David Cameron must remember the lessons of Bloody Sunday

In the aftermath of the riots that swept across England last week, the UK government must not rush to adopt draconian policing tactics.
Tom Griffin
13 August 2011

I learned of the London riots last week when I got back from a night out in Belfast only to be greeted by scenes of riot police and burning buses in Tottenham on the TV news. It felt like an uncanny vantage point from which to be watching part of my hometown in flames.

The sense of cognitive dissonance only grew the following evening on my return to a London that was witnessing calls for plastic bullets, troops on the streets and other measures whose disastrous consequences I had spent the previous week learning about.

This August marks the 40th anniversary of the introduction of internment without trial in Northern Ireland, perhaps the most draconian attempt to suppress civil unrest by a British government in modern times.The Féile an Phobail festival in West Belfast last week witnessed testimony from internees and the families of civilians killed during the period. The picture that emerged was one of a disastrous policy that exacerbated the Troubles for decades.

In a new departure, the Féile also heard from two ex-soldiers visiting West Belfast for the first time since the early 1970s as part of a delegation organised by the Tim Parry - Johnathan Ball Peace Centre in Warrington.

One of the visiting soldiers told the Andersonstown News:

“I understand probably I’m the first ex-Para to do such a thing as this  and I’m doing this partly as I feel there needs to be greater understanding in England as well as here as to what happened 40 years ago and to work with the communities and provide some answers and support to people who still have a lot of questions they wish to ask.”

It was a courageous step, largely unreported in Britain, which brought the ex-squaddies face to face with some raw and powerful emotions from the families of civilians, such as that of Joan Connolly, a 45-year-old mother of eight shot dead on 9 August 1971.

Connolly was one of 11 people killed by the Parachute Regiment in a single area of Belfast in the 36 hours following internment, an event that has become known as the Ballymurphy Massacre. Six months later the Paras would be deployed to Derry, over the objections of local security chiefs such as the RUC's Chief Superintendent Frank Lagan, for the operation that resulted in Bloody Sunday.

That disastrous decision is a precedent that David Cameron would be wise to consider before imposing militaristic solutions over the heads of policemen like Met Commissioner Tim Godwin or ACPO Chief Hugh Orde. Orde, it should be noted, was the head of the Police Service of Northern Ireland when it finally won broad support from nationalist politicians, a fragile achievement of a significance that is perhaps not fully appreciated at Westminster.

Of course, it would be easy to exaggerate the parallels between the riots that have swept London for the past week, and the chronic political violence that has shaped Northern Ireland thoughout its history. Nevertheless, there are lessons to be learned.

Another significant event at the Féile, again largely ignored in the British media, illustrated the dangers of endorsing a vigilante backlash.

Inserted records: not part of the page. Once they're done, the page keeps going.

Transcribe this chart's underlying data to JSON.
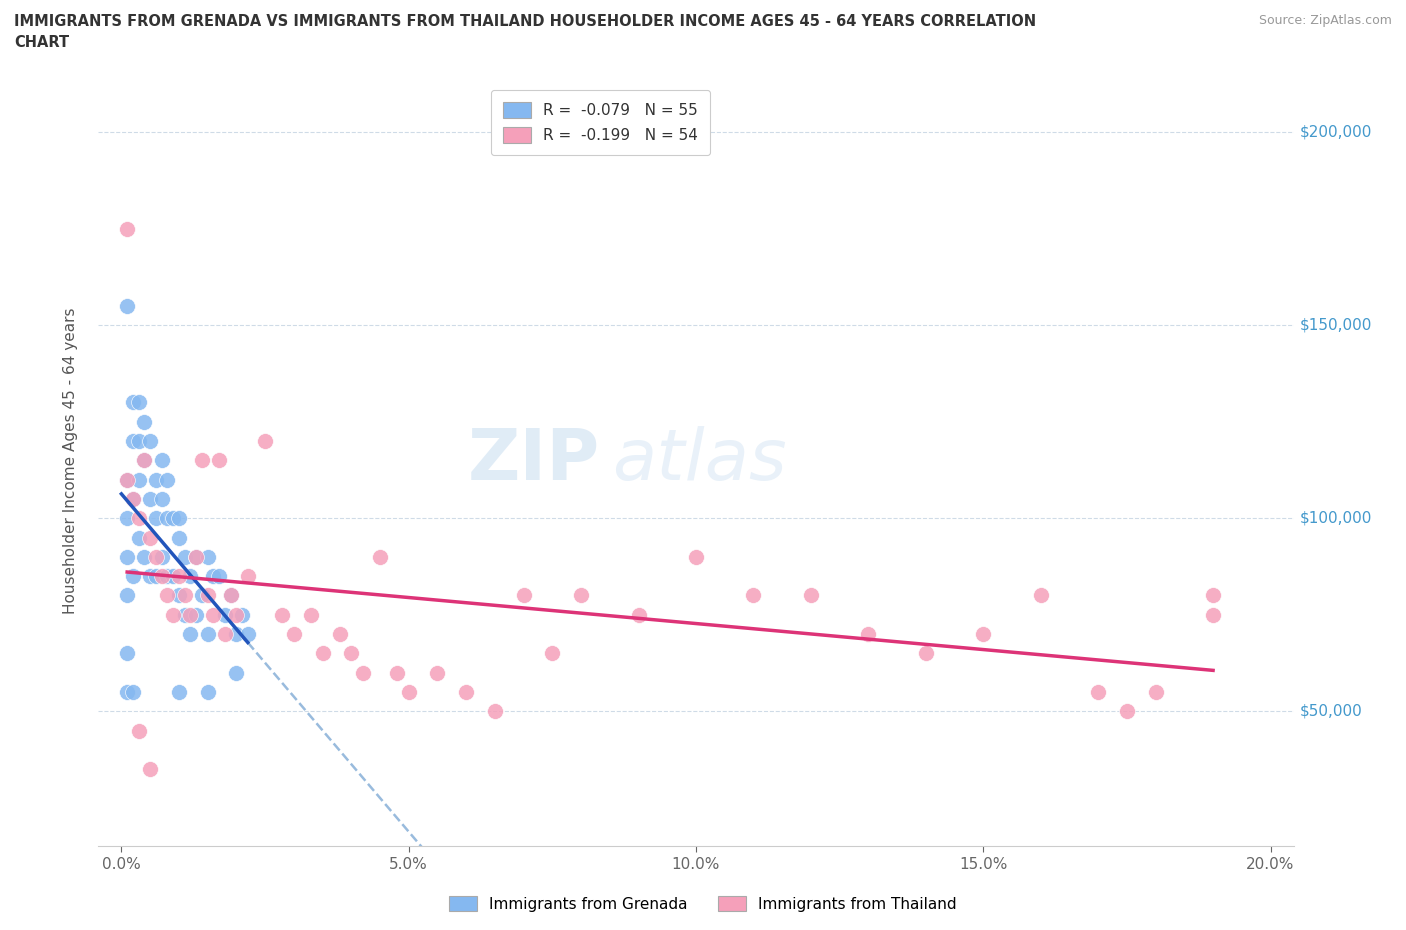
{
  "title_line1": "IMMIGRANTS FROM GRENADA VS IMMIGRANTS FROM THAILAND HOUSEHOLDER INCOME AGES 45 - 64 YEARS CORRELATION",
  "title_line2": "CHART",
  "source_text": "Source: ZipAtlas.com",
  "ylabel": "Householder Income Ages 45 - 64 years",
  "xlabel_ticks": [
    "0.0%",
    "5.0%",
    "10.0%",
    "15.0%",
    "20.0%"
  ],
  "xlabel_vals": [
    0.0,
    0.05,
    0.1,
    0.15,
    0.2
  ],
  "ylabel_ticks": [
    "$50,000",
    "$100,000",
    "$150,000",
    "$200,000"
  ],
  "ylabel_vals": [
    50000,
    100000,
    150000,
    200000
  ],
  "xlim": [
    -0.004,
    0.204
  ],
  "ylim": [
    15000,
    215000
  ],
  "watermark_zip": "ZIP",
  "watermark_atlas": "atlas",
  "legend_grenada": "R =  -0.079   N = 55",
  "legend_thailand": "R =  -0.199   N = 54",
  "legend_label_grenada": "Immigrants from Grenada",
  "legend_label_thailand": "Immigrants from Thailand",
  "color_grenada": "#85b8f0",
  "color_thailand": "#f5a0ba",
  "line_color_grenada": "#2255bb",
  "line_color_thailand": "#dd3377",
  "dash_color": "#99bbdd",
  "grenada_x": [
    0.001,
    0.001,
    0.001,
    0.001,
    0.001,
    0.002,
    0.002,
    0.002,
    0.002,
    0.003,
    0.003,
    0.003,
    0.003,
    0.004,
    0.004,
    0.004,
    0.005,
    0.005,
    0.005,
    0.006,
    0.006,
    0.006,
    0.007,
    0.007,
    0.007,
    0.008,
    0.008,
    0.008,
    0.009,
    0.009,
    0.01,
    0.01,
    0.01,
    0.011,
    0.011,
    0.012,
    0.012,
    0.013,
    0.013,
    0.014,
    0.015,
    0.015,
    0.016,
    0.017,
    0.018,
    0.019,
    0.02,
    0.021,
    0.022,
    0.001,
    0.001,
    0.002,
    0.01,
    0.015,
    0.02
  ],
  "grenada_y": [
    155000,
    110000,
    100000,
    90000,
    80000,
    130000,
    120000,
    105000,
    85000,
    130000,
    120000,
    110000,
    95000,
    125000,
    115000,
    90000,
    120000,
    105000,
    85000,
    110000,
    100000,
    85000,
    115000,
    105000,
    90000,
    110000,
    100000,
    85000,
    100000,
    85000,
    100000,
    95000,
    80000,
    90000,
    75000,
    85000,
    70000,
    90000,
    75000,
    80000,
    90000,
    70000,
    85000,
    85000,
    75000,
    80000,
    70000,
    75000,
    70000,
    65000,
    55000,
    55000,
    55000,
    55000,
    60000
  ],
  "thailand_x": [
    0.001,
    0.002,
    0.003,
    0.004,
    0.005,
    0.006,
    0.007,
    0.008,
    0.009,
    0.01,
    0.011,
    0.012,
    0.013,
    0.014,
    0.015,
    0.016,
    0.017,
    0.018,
    0.019,
    0.02,
    0.022,
    0.025,
    0.028,
    0.03,
    0.033,
    0.035,
    0.038,
    0.04,
    0.042,
    0.045,
    0.048,
    0.05,
    0.055,
    0.06,
    0.065,
    0.07,
    0.075,
    0.08,
    0.09,
    0.1,
    0.11,
    0.12,
    0.13,
    0.14,
    0.15,
    0.16,
    0.17,
    0.175,
    0.18,
    0.19,
    0.001,
    0.003,
    0.005,
    0.19
  ],
  "thailand_y": [
    110000,
    105000,
    100000,
    115000,
    95000,
    90000,
    85000,
    80000,
    75000,
    85000,
    80000,
    75000,
    90000,
    115000,
    80000,
    75000,
    115000,
    70000,
    80000,
    75000,
    85000,
    120000,
    75000,
    70000,
    75000,
    65000,
    70000,
    65000,
    60000,
    90000,
    60000,
    55000,
    60000,
    55000,
    50000,
    80000,
    65000,
    80000,
    75000,
    90000,
    80000,
    80000,
    70000,
    65000,
    70000,
    80000,
    55000,
    50000,
    55000,
    80000,
    175000,
    45000,
    35000,
    75000
  ]
}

The Pat Finucane Centre presented the results of a trawl through the National Archives, which showed how the history of the Ulster Defence Regiment was shaped by an official desire to co-opt militant loyalism.

The policy of using the UDR to contain the danger of a "Protestant backlash" was such that little attempt was made to weed out loyalist paramilitaries from the Regiment, even when infiltration was recognised. Indeed, the decision to form full-time UDR battalions was actually made as a result of a meeting with the Ulster Workers Council in which the main loyalist paramilitary organisations were represented. 

The official documents show that the UDR in Belfast was heavily infiltrated by the Ulster Volunteer Force, at a time when one of its soldiers was operating as a member of the notorious Shankill Butchers gang.

England's cities have nothing approaching Northern Ireland's stark sectarian divide. Nevertheless, the episode underlines the danger of any official connivance in the kind of vigilantism promoted by the English Defence League in places like Eltham.

Having received widespread acclaim for his reaction to the Saville report, it would be a tragedy if David Cameron were to make the same mistakes as Ted Heath and Brian Faulkner in imposing politically-inspired security policies that could make a bad situation worse.